Diesel has dropped from its peak of late last year when hay, silage and other contractors were facing fuel bills double that of the previous year.
They believe further increases are likely given international demand and conflicts.
Rural Contractors New Zealand president Helen Slattery said lower fuel prices had only provided some relief and contractors still feeling the pinch were expecting them to rise again.
"The fuel prices had come back in the last couple of months, but when our season in Waikato was at its peak so were the fuel prices. From what I’ve heard around-about, people are predicting fuel prices to go up. This is really, really difficult as we need to plan before the season."
Contractors were trying to be as nimble and efficient as possible to cope with diesel prices doubling between the 2022 and 2023 financial years and continuing to rise until about October.
She said rural contracting such as maize harvesting was fuel intensive.
"We need fuel for every machine we operate, including ones for taking food out to workers or picking them up if they need to get home. I think there has been higher fuel prices in the past, but only for a short spike ... I’ve heard of rural contractors across the country, north and south, who’ve said their fuel bills have doubled, but the consumption is the same or lower. That makes it very hard to plan and run a business."

On top of rising wages, higher interest rates, insurance and other costs had to be absorbed.
"It gets to a stage where you cannot soak them up and you need to be able to pass them on to customers.
"People in the industry really need to know their numbers and be able to react quickly."

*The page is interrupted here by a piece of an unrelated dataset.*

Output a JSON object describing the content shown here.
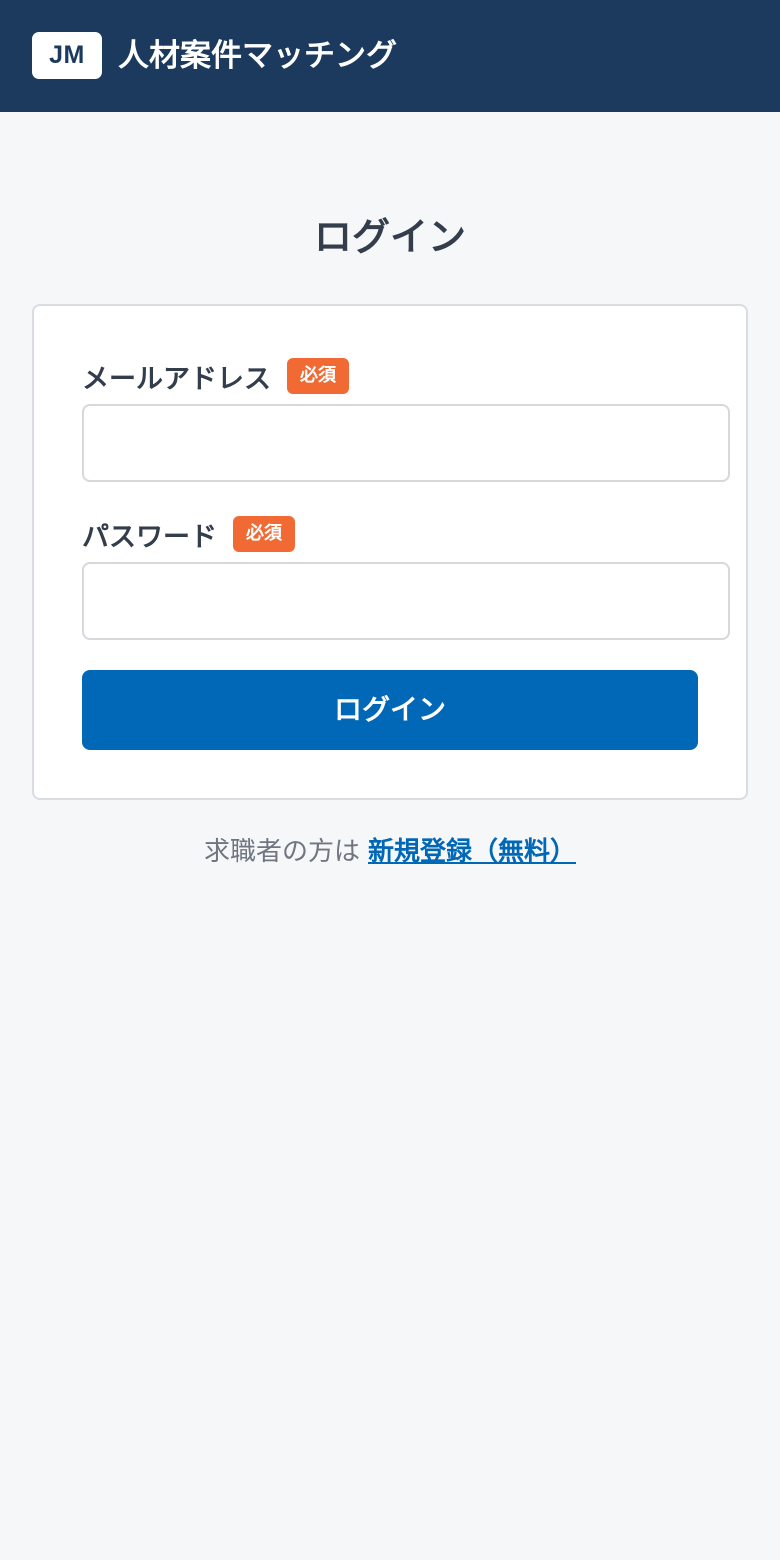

Operators would be planning work travel more carefully to try to keep fuel bills down, but weather changes made this difficult, she said.
A South Island small transport operator, who did not want to be named, was running his truck and fertiliser spreader business on a fuel bill of $260,000, excluding GST, several years ago.
In the year to last September, this had risen to $450,000 and his bill for October was $58,000, including GST.
He said vehicle registrations had gone up about $65 per vehicle and GPS units, mechanic fees, parts, road user charges, wages, certificate of fitness paperwork, oil and tyres had all increased since 2020. Insurance had doubled.
"All businesses are doing it tough, we get that, but for the ones in vehicle-bearing industries, it’s constantly tough with the fluctuations month on month."
Cost increases had to be passed on to farmers and other customers.
He said operator incomes were down because of the hikes and farmers opting to do the work themselves or choosing bigger companies with the ability to reduce charges.
Mrs Slattery said new lower-emitting machinery was lauded as more fuel efficient, but machinery prices were up.
Imported goods prices had risen and operators were completely dependent on what was being shipped in.
"With the cost-of-living crisis, people need to be paid more to be able to afford to live and that’s really affecting people in our industry. ...
"The price of food and basics — not even extravagant food but basic food — fuel, interest rates and everything has gone up for our employees.
"This affects what they need to live on. Life gets more expensive."
In rural contractors’s favour is a generally better season than last year. More hay is being cut as a result of more sunshine and good growth from rain.